Two years ago, I bought a 2002 Honda VT 750 Spirit from an acquaintance and had a very good experience with the buy and the ride. I believe that the "bullet proof" design of Honda machinery and the fact that I had some pretty good ideas about how the bike had been maintained/ridden made my risks very low.
Then in Feb. 2006, I purchased a 1999 model of Honda's mighty GL-1500 Valkyrie. This, too, has been a very good experience so far. The Valk had only 20K miles on it, and since it too came from (or through) an acquaintance, I had a pretty good idea of its history.
I have riding friends who have also bought used motorcycles and virtually all of their experiences have been positive. I also believe that buying used is an excellent way for anyone new to riding to "test the water" while minimizing their financial investment.Dan J. WillisMidlothian, TX
Personally I can't see paying top dollar for a new bike when one a few months to a couple of years older can be had for so much less. The more you save per bike, the more bikes you can have, right?
I bought my 2001 Road King Police bike in 2002 with 7040 miles on it for $14,700 when new Road Kings were well over $20,000. My initial price and sales tax were less, enabling me to more readily make the changes to "make it mine." I've been more than satisfied with my purchase and despite having bought it without a warranty, it's been reliable and mainly trouble-free.

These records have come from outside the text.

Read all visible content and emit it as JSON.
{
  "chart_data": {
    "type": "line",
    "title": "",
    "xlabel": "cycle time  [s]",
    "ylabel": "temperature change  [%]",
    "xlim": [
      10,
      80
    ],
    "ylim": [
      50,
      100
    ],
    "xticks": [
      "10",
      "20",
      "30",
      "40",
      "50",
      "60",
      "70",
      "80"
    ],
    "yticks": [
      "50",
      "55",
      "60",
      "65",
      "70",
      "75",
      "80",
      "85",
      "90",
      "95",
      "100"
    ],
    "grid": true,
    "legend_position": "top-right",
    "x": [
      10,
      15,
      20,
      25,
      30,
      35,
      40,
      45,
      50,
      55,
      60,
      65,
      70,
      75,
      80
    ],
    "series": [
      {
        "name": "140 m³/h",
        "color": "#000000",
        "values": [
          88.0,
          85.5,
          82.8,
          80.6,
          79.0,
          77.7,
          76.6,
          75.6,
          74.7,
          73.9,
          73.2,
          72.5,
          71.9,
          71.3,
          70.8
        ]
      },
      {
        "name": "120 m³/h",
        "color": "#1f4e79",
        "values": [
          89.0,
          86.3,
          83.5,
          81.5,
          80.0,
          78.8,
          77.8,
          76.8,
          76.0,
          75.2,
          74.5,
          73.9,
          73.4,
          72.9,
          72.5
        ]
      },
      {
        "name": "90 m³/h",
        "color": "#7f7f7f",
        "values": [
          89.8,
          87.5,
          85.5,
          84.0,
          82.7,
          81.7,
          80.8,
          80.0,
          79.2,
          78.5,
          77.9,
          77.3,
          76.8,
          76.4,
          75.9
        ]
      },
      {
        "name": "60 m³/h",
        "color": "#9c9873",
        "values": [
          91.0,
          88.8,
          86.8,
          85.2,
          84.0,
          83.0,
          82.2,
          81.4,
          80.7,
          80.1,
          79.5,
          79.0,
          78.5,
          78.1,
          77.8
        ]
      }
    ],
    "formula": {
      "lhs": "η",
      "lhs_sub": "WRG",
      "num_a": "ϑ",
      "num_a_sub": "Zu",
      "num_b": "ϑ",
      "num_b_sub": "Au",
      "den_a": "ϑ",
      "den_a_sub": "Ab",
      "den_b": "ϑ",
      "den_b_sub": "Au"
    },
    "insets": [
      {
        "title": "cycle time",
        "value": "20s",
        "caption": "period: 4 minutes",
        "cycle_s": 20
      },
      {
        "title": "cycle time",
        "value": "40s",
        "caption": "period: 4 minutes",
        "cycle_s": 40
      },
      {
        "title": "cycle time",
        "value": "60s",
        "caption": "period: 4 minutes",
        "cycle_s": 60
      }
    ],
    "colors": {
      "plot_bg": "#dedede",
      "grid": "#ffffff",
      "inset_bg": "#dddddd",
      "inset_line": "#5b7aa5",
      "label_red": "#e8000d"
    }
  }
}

My sister similarly bought a 1999 Electra Glide Standard in 2002 for $11,000; a new one was at or over $20,000. The only issues with that bike were cracked header pipes (exhaust) and bad air shocks, both of which were relatively cheap and easy fixes, especially when considering the difference in price between a new Glide and this three-year-old one.Chris PhilbrookPlymouth, CT
Thanks to everyone who worked so diligently to try to hook me up with my used dream bike, the Triumph T-Bird Sport. You must have sent me a hundred links to worthy bikes, which, of course, overwhelmed me so completely I still have yet to make a move. But I'm trying! -J.E.